A recent survey from New York City-based Towers Perrin indicates initiatives designed to help employees balance their work and personal lives indeed provide a solid return on what are, in most cases, relatively modest investments. According to the survey, companies with a high commitment to work-life initiatives believe they’re better positioned to compete effectively in today’s market environment.
In addition, the survey reveals more and more companies are paying attention to programs designed to help keep employees mentally and physically “fit,” such as tuition reimbursement for nonbusiness-related courses and subsidized fitness centers. “Employers recognize that easing work-personal life conflicts offers significant gains for both them and employees,” says Pat Milligan, a Towers Perrin principal and HR strategy consultant. “The level of appreciation of these programs among employees is very high, as are the potential benefits for the employer.”

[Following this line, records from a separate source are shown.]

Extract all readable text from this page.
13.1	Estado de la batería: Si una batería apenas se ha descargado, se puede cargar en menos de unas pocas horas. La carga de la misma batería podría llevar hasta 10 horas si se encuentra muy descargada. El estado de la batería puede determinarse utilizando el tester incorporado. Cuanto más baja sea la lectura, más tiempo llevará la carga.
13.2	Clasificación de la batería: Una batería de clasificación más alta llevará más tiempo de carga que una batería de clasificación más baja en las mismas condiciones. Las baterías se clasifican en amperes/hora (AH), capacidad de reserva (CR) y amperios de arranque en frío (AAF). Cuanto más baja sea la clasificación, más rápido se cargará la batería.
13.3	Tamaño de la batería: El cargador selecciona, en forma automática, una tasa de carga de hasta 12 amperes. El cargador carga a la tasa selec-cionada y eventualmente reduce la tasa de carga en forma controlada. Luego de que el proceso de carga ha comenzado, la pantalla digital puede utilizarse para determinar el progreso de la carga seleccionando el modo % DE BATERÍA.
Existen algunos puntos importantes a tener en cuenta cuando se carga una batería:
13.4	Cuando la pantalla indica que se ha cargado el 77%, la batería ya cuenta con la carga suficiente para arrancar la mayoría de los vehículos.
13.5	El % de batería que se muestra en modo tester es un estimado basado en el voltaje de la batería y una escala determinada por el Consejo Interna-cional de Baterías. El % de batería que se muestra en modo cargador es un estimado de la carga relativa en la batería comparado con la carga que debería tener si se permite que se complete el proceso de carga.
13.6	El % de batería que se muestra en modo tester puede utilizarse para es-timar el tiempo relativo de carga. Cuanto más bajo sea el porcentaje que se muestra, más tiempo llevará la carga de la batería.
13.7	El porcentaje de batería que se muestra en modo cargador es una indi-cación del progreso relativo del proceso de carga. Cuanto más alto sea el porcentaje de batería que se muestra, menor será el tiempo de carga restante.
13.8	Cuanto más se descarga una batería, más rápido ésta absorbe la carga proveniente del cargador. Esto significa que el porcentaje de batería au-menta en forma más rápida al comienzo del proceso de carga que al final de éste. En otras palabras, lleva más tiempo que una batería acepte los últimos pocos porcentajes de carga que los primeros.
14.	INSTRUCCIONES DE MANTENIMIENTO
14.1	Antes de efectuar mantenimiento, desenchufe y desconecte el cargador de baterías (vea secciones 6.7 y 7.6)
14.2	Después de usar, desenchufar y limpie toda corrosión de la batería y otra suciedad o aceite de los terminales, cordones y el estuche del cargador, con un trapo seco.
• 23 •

Says Sorrell: “Yes, we have a bottom line. But there’s another line that deals with attitude, commitment and loyalty.” It’s that line that too often gets ignored. But as Calvert has proven, there’s a definite link between it and the bottom dollar.
It also has shown that there’s a link between a company’s culture and the products it sells. As Williams says, Calvert strives to be a company that would pass its own stringent screens for its socially responsible investments. As such, it gains credibility. Comments Bob Dunn, president and CEO of Business for Social Responsibility—a three-year old Washington D.C.-based organization of companies established by Ben Cohan of Ben & Jerry’s Homemade Inc. and others—”It’s certainly gratifying that a company formed to assess the policies of other businesses is being recognized for its own practices.”
Still think you can afford to neglect workers’ cries for more? The cost of improving quality of life may in fact be much less than the cost of not.
Personnel Journal , August 1995, Vol. 74, No. 8, pp. 70-77.